Chris Killen is my new hero - a fellow traveler who also appreciates the great humor in Knut Hamsun's otherwise bleak Hunger.

I think comedy often comes from dark places, and I think there's a very fine line between something being funny and something being horrible.

I've read Hunger from many different angles during the past twenty-plus years, humor being just one of them. The fact that the book works so perfectly on so many levels - including being funny and bleak at the same time - is one reason it's still the greatest book I've ever read.

(Via Dogmatika.)

April 23, 2008 in Books | Permalink

Comments

Ah, "Hunger." I read this last year, and was pleasantly surprised that it was humorous. I've always thought that the best humor comes from horrible, ironic situations (case in point: Dave Chappelle's "Black White Supremacist" skit--hilarious, as long as you're not easily offended). Granted, "Hunger" didn't have me laughing up a storm, but there were a few chuckles--a nice break from the bleakness of the story overall.

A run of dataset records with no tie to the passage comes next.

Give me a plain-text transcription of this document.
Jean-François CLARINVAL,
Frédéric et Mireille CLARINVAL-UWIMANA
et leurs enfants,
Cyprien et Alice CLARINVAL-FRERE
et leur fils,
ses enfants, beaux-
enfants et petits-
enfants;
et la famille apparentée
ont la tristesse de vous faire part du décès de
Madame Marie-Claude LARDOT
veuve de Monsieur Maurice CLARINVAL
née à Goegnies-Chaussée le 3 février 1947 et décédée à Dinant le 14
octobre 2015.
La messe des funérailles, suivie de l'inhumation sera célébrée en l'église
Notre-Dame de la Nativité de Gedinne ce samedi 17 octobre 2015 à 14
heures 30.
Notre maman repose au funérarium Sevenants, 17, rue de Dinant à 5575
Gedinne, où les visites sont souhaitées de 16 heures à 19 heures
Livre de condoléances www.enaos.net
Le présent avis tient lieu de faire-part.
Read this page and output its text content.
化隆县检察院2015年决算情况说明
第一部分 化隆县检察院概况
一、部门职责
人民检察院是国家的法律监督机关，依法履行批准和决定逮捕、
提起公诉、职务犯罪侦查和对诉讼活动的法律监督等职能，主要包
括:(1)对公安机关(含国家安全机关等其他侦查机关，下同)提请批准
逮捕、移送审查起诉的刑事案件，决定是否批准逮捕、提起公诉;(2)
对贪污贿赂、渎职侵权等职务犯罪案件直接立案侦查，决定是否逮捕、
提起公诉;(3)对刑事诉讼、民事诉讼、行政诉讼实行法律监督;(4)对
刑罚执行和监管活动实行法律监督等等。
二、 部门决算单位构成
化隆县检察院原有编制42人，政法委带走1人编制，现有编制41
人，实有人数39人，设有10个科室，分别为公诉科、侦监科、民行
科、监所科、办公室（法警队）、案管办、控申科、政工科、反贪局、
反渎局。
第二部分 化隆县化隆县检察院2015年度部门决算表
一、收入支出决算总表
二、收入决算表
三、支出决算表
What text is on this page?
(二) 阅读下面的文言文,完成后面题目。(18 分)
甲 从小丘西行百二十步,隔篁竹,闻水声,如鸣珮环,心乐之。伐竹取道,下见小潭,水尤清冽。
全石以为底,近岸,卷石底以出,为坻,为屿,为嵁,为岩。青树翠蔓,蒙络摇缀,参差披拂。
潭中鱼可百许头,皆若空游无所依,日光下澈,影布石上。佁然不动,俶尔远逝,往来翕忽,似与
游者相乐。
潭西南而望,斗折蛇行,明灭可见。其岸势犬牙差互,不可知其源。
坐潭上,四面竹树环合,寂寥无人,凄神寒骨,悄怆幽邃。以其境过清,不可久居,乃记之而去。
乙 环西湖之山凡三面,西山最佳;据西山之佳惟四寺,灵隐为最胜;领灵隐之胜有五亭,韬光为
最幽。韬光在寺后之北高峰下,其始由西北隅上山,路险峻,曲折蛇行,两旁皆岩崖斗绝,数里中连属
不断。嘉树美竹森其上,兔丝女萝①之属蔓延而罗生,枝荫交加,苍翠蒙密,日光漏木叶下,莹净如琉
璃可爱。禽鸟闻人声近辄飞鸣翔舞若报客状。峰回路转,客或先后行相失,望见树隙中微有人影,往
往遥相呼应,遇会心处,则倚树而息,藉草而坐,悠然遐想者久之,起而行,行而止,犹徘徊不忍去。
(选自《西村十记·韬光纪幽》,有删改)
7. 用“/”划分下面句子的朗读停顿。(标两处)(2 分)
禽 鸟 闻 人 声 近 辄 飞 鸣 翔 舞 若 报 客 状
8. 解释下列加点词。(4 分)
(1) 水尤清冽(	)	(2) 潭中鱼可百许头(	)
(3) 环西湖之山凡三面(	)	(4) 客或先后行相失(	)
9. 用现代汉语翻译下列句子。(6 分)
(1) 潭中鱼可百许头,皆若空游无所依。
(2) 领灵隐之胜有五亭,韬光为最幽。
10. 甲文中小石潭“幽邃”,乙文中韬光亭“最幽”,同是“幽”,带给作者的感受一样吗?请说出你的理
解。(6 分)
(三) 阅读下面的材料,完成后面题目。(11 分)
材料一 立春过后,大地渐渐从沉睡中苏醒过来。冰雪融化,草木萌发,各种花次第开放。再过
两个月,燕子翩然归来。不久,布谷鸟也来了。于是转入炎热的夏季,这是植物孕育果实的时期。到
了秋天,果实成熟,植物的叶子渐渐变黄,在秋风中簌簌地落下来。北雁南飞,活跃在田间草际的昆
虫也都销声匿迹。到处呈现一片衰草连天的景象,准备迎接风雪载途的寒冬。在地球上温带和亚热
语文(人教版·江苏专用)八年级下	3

I'm curious: what translation of "Hunger" would you recommend? The translation I read was really stilted. I don't remember who the translator was, but I know a bad translation when I read one.

Posted by: Brandon at Apr 27, 2008 11:38:43 AM

Another thing: I like reading your sidebar, and I noticed that you said "The Great Gatsby" is "less than classic." I'd like to shake your hand and buy you a drink. I thought I was the only person in America who was less-than-enchanted with that one.

Posted by: Brandon at Apr 27, 2008 11:47:53 AM

i would recommend the sverre lyngstad translation. he even has a thing at the back showing how the other translations are not as good or accurate or whatever.

Posted by: chris killen at May 1, 2008 5:11:22 PM

Chris, thanks for weighing in (and thanks for the original piece as well!). As I mentioned to Brandon via email, I love Robert Bly's 1967 translation. Though it's the only version I've read, I think Bly did a great job with it. I suspect that the "stilted" translation Brandon read was George Egerton's from the 1930s.